Sou uma sonhadora pois sonho que, comigo, possam ganhar asas e porem a vossa imaginação a voar
quinta-feira, 15 de agosto de 2019
As Conquistas De Abril
Não devemos actuar de olhos fechados, sem pensarmos no resultado
dos nossos actos
Nesta greve dos motoristas, há três dias que ouvimos falar do direito à greve como uma das Conquistas de Abril.
É inegável que a greve é um direito dos trabalhadores, ninguém sequer pensa pôr isso em causa, mas neste braço de ferro e no discurso dos dirigentes dos Sindicatos há algo que me faz pensar.
Se os Sindicatos instigam os motoristas a Não cumprirem os "serviços mínimos" decretados pelo governo, essa atitude não está a colidir com os direitos básicos conquistados em Abril por todos os cidadãos?
Se não houvesse serviços mínimos de abastecimento de gasolina ou gasóleo - como os Sindicatos pretendem - deixa-se arder o país se houver fogos? Se houver problemas urgentes nos hospitais as pessoas não têm direito a ser tratadas? Intervenções cirúrgicas marcadas há meses, ou um ano, não se fazem? Quem está de férias não pode desfrutá-las e quem já pagou alojamento perde o dinheiro por não haver transportes? Quem tem que voltar ao país de origem, fica retido e prejudicado no seu trabalho? O turismo fica impossibilitado de satisfazer as suas obrigações? Os agricultores perdem as colheitas? Os pescadores perdem o seu ganha-pão? As empresas e os serviços públicos param por falta do pessoal que não se pode deslocar?

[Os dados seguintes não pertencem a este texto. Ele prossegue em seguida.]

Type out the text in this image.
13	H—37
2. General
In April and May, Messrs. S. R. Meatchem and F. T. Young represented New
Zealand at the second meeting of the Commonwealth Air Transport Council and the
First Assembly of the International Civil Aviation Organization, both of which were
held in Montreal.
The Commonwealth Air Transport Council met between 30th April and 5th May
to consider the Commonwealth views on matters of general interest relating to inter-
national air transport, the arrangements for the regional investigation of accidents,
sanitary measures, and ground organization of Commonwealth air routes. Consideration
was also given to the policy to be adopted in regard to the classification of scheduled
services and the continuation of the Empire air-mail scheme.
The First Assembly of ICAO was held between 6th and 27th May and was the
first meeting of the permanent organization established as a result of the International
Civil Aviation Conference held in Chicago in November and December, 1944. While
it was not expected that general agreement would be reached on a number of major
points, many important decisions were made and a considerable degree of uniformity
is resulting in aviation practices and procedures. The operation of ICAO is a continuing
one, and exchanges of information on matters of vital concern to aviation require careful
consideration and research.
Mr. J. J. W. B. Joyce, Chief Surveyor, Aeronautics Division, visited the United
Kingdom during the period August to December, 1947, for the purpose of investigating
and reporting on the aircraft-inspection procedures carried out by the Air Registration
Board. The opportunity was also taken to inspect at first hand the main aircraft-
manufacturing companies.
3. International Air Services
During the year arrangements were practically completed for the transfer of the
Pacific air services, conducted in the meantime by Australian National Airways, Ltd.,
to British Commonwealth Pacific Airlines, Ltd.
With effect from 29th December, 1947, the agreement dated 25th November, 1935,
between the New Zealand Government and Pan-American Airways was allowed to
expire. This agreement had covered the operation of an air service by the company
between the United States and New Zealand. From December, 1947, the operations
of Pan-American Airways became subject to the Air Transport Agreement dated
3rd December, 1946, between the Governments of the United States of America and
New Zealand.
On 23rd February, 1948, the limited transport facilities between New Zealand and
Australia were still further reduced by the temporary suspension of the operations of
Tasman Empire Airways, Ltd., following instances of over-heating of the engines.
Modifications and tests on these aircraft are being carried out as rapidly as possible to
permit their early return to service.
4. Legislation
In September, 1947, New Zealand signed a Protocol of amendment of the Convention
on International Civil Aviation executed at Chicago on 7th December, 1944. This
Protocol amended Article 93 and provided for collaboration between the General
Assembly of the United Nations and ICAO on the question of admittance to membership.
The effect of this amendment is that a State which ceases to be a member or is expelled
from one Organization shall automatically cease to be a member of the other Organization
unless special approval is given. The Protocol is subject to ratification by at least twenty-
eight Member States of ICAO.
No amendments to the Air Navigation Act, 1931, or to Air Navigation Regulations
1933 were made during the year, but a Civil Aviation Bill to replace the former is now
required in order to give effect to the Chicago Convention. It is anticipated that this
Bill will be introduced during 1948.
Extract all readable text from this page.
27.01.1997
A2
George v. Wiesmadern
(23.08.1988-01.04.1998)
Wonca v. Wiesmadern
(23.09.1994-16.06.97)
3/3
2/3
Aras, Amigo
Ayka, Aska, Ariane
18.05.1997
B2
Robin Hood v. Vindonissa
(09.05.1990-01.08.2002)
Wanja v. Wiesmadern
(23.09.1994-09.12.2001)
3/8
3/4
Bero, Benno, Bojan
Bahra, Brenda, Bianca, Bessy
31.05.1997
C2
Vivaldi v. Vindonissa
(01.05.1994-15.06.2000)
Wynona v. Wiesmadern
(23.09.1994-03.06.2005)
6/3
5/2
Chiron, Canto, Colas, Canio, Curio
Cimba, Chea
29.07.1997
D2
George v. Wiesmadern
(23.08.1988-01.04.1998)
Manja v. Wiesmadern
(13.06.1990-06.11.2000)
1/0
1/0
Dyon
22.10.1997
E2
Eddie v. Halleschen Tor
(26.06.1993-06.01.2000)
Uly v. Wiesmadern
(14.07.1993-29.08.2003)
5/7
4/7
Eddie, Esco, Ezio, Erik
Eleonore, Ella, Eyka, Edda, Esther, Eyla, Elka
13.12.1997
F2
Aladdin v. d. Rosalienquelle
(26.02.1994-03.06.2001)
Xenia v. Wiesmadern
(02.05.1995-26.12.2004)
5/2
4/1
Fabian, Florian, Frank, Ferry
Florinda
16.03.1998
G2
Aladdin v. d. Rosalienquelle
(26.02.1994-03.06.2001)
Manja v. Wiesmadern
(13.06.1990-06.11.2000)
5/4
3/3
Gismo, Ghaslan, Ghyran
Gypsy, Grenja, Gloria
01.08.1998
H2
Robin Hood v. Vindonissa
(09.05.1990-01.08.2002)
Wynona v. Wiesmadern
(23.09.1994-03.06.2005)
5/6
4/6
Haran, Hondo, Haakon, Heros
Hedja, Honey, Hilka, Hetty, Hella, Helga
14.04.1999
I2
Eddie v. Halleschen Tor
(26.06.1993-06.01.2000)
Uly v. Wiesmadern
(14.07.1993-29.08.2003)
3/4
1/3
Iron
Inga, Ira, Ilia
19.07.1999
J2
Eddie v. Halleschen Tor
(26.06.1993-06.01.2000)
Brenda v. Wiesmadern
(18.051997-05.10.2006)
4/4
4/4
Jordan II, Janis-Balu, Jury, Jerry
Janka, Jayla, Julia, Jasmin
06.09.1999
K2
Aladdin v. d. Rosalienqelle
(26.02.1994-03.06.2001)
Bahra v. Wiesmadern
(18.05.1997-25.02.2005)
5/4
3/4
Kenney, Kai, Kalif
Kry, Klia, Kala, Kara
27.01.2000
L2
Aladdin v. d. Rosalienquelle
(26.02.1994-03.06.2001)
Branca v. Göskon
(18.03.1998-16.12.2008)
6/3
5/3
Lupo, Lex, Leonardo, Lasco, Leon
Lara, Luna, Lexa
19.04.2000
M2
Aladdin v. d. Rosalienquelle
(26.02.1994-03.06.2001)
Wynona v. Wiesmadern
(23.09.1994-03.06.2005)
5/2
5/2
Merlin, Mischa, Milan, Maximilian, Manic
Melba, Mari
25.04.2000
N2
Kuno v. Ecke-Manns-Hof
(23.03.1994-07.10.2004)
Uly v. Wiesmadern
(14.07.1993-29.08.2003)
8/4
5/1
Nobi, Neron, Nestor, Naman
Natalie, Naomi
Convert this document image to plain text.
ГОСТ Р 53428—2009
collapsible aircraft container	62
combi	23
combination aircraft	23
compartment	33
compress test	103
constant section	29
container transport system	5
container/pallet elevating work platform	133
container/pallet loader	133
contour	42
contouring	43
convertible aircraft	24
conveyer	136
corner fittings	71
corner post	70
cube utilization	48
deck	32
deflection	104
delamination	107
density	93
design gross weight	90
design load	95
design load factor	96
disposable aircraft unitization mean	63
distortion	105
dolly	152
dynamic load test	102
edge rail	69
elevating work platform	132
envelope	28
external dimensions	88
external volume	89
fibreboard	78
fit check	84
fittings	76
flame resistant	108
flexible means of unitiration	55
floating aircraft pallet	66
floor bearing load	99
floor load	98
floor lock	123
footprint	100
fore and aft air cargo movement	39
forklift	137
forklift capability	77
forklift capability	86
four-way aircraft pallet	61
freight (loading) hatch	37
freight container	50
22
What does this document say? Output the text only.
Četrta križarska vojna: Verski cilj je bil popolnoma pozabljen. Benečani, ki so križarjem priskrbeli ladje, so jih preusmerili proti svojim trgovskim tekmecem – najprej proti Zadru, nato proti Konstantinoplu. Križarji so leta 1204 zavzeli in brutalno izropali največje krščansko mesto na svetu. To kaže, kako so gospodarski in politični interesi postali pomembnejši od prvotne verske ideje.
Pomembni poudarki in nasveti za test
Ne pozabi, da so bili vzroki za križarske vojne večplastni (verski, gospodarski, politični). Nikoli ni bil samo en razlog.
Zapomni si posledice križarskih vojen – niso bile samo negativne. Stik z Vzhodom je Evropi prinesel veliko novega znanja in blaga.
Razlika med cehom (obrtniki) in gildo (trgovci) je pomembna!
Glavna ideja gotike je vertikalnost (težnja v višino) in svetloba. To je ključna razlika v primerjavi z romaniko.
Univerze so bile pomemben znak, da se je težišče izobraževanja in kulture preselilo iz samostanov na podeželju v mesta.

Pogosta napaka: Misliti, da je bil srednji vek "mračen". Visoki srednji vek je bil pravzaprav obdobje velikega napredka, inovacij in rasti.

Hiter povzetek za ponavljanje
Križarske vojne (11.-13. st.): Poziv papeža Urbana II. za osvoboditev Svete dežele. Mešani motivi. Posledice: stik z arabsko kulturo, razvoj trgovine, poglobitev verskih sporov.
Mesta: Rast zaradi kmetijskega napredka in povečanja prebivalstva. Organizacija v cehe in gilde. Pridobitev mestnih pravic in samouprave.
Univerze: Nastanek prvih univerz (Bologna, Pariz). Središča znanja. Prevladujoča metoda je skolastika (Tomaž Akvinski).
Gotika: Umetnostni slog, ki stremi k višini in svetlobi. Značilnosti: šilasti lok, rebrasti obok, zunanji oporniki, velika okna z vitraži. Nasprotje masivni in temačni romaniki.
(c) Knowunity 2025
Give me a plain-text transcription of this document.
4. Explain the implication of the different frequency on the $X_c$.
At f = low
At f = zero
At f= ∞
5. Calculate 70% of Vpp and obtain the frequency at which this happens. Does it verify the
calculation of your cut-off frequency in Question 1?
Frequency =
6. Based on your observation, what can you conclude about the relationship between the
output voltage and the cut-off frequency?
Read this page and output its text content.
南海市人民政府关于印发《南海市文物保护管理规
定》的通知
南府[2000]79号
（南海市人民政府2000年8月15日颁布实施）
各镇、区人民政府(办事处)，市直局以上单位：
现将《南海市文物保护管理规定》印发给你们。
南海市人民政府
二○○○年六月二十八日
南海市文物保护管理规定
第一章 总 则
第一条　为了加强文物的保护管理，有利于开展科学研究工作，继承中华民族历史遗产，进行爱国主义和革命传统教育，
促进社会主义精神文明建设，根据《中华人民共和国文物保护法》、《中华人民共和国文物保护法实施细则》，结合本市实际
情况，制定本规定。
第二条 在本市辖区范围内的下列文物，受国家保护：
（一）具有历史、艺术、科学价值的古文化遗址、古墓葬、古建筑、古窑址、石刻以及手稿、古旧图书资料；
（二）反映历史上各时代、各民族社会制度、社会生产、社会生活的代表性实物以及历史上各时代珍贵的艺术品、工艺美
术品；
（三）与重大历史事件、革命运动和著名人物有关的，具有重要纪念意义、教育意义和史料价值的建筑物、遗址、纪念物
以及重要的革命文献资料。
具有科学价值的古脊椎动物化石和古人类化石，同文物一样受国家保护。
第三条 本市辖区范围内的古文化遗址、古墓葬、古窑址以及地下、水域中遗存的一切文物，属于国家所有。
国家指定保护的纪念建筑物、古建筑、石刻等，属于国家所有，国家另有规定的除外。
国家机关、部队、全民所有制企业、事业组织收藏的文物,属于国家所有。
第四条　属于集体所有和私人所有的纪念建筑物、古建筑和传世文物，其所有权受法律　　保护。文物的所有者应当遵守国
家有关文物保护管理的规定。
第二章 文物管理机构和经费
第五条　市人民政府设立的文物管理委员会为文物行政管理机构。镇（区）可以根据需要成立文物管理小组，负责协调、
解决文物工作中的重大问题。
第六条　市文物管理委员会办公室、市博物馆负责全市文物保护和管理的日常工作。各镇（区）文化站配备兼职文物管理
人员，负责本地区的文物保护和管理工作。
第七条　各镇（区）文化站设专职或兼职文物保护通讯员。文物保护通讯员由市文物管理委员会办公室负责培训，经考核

Quem indemniza estas pessoas?
Os motoristas que Não querem cumprir os serviços mínimos? O patronato que exige contrapartidas?
Ou os cidadãos ficam com o prejuízo e que se desenrasquem, embora em Abril também tenham conquistado os seus direitos inalienáveis?
Esta atitude unilateral dos motoristas faz-me lembrar a posição unilateral e prepotente que criticamos aos patrões capitalistas que só pensam no seu lucro, sem se importarem com as consequências: as pessoas que prejudicam!